Los representantes de algunas de las marcas más icónicas del mundo de la cerveza, el vino y las bebidas alcohólicas, han decidido apoyar conjuntamente y mantener su compromiso con los negocios hosteleros y todos los trabajadores que los integran, así como con todos los sectores que integran la cadena.

Y es que, el sector de la hostelería, está entre los que se han visto más impactados en todo el mundo por los cierres. Además, la socialización en los bares y restaurantes se ha echado de menos, al ser espacios de tradición para pasar tiempo con amigos y familia.

Los principales productores consideran que, si se trabaja de forma conjunta, con todos los socios principales, se puede ayudar a reconstruir una cultura sostenible de cafeterías, bares y restaurantes que pueda florecer pese a los tiempos inciertos actuales, a través de una respuesta completa de la sociedad.

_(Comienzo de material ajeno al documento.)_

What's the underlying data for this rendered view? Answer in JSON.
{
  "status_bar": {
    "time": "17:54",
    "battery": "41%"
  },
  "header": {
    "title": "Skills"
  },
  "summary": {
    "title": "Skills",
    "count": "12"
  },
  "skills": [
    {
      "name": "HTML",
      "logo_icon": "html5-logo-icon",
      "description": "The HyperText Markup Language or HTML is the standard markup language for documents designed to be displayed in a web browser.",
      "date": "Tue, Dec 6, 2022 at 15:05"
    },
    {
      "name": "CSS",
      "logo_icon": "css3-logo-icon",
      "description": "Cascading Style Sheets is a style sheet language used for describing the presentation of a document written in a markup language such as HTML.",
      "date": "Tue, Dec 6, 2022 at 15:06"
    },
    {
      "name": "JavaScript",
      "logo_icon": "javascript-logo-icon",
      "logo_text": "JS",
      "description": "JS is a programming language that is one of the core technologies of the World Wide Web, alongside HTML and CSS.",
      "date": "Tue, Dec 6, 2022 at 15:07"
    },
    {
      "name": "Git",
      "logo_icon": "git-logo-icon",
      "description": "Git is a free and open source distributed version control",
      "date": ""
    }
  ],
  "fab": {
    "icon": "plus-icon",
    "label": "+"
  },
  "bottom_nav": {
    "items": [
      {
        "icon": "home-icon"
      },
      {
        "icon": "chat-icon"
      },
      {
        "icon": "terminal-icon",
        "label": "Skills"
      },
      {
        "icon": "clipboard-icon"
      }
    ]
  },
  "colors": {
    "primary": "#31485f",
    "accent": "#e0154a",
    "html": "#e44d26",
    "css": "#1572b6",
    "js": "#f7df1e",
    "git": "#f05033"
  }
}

Van a dialogar con los gobiernos nacionales, organizaciones internacionales, expertos y la sociedad en general para mejorar los estándares y proteger a las personas, la economía y las comunidades

Por ello, al tiempo que los gobiernos permiten la reapertura de los locales, estos van a trabajar junto a los minoristas y otros socios para apoyar las medidas de distanciamiento físico adecuadas. También van a utilizar su servicio de marketing, promoción de servicio responsable y programas de formación que ayudan a prevenir un consumo perjudicial frente a la amenaza del entorno seguro y social que las comunidades desean.

Además, reconociendo el crecimiento rápido de las ventas online y el suministro para el hogar de la cerveza, el vino y las bebidas alcohólicas, se pueden acelerar los esfuerzos anunciados en enero para desarrollar los estándares globales de e-commerce y salvaguardar el marketing, las ventas y el suministro online, invitando a las plataformas digitales y proveedores a unirse para llevar a cabo esta tarea. 

Por último, los directivos de dichos productores comentan que, mientras salimos de esta pandemia, van a continuar con la construcción de un diálogo con los gobiernos nacionales, organizaciones internacionales, expertos y la sociedad en general para conocer mejor lo que pueden hacer para mejorar los estándares y proteger a las personas, la economía y las comunidades.